R’s lme4 it’s too slow and doesn’t work if the dataset is large (a fraction of your RAM).
speedglm and mgcv are a little bit faster but still have problems.
I’ve decided to move to Julia to try to find a better option.
Mixedmodels.jl is like lme4.
Does Julia have something more like mgcv, faster and able to run Generalized additive mixed models?
Or something able to fit mixed-effects models with datasets of around 50GB (on a computer with 12GB)?
I mean not loading everything on memory, automatically streaming to disk as necessary.
Another option would be Spark or Flink, they work with very large datasets but I think they don’t have any implementation of mixed-effects models.

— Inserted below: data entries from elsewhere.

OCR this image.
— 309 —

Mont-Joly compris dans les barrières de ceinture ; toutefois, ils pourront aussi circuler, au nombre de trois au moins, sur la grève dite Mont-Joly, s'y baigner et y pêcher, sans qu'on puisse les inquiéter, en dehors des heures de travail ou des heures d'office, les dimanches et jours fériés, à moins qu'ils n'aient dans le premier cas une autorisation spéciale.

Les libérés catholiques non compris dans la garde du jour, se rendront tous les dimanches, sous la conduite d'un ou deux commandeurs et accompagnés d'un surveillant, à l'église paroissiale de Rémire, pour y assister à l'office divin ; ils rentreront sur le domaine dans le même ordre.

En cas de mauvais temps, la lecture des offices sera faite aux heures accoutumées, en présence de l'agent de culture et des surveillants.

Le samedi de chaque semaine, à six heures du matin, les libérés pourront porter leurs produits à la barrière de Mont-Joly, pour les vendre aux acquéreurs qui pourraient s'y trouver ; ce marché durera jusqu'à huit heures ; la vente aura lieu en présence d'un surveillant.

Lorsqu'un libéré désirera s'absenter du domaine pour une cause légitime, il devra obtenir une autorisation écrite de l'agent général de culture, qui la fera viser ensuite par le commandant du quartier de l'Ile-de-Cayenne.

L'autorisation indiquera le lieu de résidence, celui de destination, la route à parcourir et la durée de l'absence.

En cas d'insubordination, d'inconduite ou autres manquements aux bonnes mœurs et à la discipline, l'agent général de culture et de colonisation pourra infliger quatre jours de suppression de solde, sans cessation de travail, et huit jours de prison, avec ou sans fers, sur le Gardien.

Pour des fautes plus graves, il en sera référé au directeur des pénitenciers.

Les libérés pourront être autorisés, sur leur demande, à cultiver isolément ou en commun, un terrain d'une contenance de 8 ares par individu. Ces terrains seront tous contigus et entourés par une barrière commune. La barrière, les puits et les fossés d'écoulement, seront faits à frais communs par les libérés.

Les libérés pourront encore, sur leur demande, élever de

By the way, although MixedModels.jl is similar in design to lme4 (not surprising given my involvement in both projects) it is much more careful of the storage usage and generally much faster.
In sas, this can be done but pretty slowly. In r, sparklyr can do regressions. For fixed effects, you can add dummy group variables by yourself. Not sure about out of memory random effect model fitting.
I recently had to implement a daily time series across 4 years of daily data and 110 regional units. Memory was a constraint even with lme4, though I didn’t get a chance to try MixedModels. The regression was instant with reghdfe, so I’m curious what the prospects are for incorporation into MixedModels, or even better, GLM.